- MC Remedee and Susie Q

Background information
- Origin: London, England
- Genres: Hip-hop; hip house;
- Years active: 1983–1992
- Labels: Rhythm King; FFRR;
- Past members: Susan Banfield Debbie Pryce

= Cookie Crew =

1983–1992 British rap duo

Cookie Crew were an English rap music duo formed in Clapham, South London in 1983.

==Career==
Pryce and Banfield were originally part of a rap group called "Warm Milk And The Cookie Crew", but left, shortening their name to just "Cookie Crew". Their career took off after winning a national rap championship and recording two sessions for the John Peel BBC Radio 1 show. They gained a recording contract from the UK dance record label Rhythm King and were put in the studio with the production trio Beatmasters, who put them in a house music direction.
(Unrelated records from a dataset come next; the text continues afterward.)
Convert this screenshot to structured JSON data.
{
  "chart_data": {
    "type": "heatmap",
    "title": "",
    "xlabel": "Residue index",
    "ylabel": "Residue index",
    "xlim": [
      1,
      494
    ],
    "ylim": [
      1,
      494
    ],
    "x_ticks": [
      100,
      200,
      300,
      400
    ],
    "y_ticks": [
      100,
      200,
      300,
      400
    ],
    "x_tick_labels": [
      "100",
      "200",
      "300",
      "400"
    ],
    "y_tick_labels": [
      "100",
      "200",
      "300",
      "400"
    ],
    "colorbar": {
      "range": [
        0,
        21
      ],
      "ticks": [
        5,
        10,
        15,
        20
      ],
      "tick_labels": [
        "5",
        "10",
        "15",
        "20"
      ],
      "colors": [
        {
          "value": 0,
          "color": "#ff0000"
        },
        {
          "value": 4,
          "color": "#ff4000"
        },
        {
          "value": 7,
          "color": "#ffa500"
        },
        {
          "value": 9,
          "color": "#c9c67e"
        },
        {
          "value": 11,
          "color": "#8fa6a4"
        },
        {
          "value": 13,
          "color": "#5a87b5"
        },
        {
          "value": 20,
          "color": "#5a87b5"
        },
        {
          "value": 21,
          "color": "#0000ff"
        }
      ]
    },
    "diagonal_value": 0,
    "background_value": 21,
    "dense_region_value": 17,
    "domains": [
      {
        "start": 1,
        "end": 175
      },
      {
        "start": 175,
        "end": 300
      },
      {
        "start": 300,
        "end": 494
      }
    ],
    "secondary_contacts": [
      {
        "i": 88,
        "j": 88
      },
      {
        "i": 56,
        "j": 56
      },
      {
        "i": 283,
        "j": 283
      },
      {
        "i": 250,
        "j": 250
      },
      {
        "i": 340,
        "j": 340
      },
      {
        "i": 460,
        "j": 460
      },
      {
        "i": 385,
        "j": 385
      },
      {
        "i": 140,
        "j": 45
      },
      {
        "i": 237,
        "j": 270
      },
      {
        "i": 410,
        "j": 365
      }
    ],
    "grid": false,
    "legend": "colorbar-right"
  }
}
In July 1987, the resultant single "Rok da House" was popular in the nightclubs. Their follow-up single "Females" also was a minor hit in October 1987. The continuing popularity of "Rok da House" in nightclubs eventually renewed interest in the track and garnered television appearances on the No Limits programme. The record was remixed at the end of December 1987 and crossed over into the mainstream. The song became a top 5 hit in the UK Singles Chart at the beginning of February 1988, and was used for an advertising campaign. The "embryonic hip-house track" was "one of the earliest examples of hip house".

The duo moved on to another record label, FFRR and different producers, resulting in a string of hit singles in 1989, with "Born This Way (Let's Dance)", "Got to Keep On" with Edwin Starr and "Come and Get Some"; plus the album Born This Way! which reached number 24 in the UK Albums Chart. "Got to Keep On" also reached No. 33 in the U.S. Dance chart.

By 1992, there were differences of opinion between the duo and label, who wanted to pursue more of an orthodox hip hop/rap style, and FFRR's owner London Records, who wanted to steer the duo towards more of a pop oriented style of rap. This resulted in the duo parting company with FFRR and retiring from the hip hop/rap scene. Despite this, Pryce and Banfield have remained involved with other projects within the music industry.

The two continued to perform and travel the world. Banfield is the sister of The Pasadenas' singer Andrew Banfield, and Pryce was formerly a chef for the Ministry of Defence.

==Group members==
- MC Remedee (born Debbie Pryce, 16 August 1967)
- Susie Q (born Susan Banfield, 10 March 1967)

==Discography==
===Albums===
- Born This Way – 1989 – UK No. 24; U.S. R&B No. 93
- Fade to Black – 1991

===Singles===

Title: Year; Peak chart positions; Album
UK: IRE; NED; BEL (FLA); FRA; AUS; NZ; US Dance; US R&B
"Rok da House" (as Beatmasters featuring Cookie Crew): 1987; 79; —; —; —; —; —; —; —; —; Anywayawanna
"Females": 78; —; 18; 20; —; —; —; 16; 75; Non-album single
"Rok da House (W.E.F.U.N.K.)" (as Beatmasters featuring Cookie Crew): 1988; 5; 17; 15; 32; 35; 37; 7; —; —; Anywayawanna
"Born This Way (Let's Dance)": 1989; 23; 28; 45; —; —; —; 28; —; —; Born This Way!
"Got to Keep On": 17; 29; —; —; —; —; —; 33; —
"Come On and Get Some": 42; —; —; —; —; —; —; —; —
"Secrets (Of Success)": 1991; 53; —; —; —; —; —; —; —; —; Fade to Black
"Love Will Bring Us Back Together": —; —; —; —; —; —; —; —; —
"Brother Like Sister": 1992; —; —; 46; —; —; —; —; —; —
"—" denotes releases that did not chart or were not released.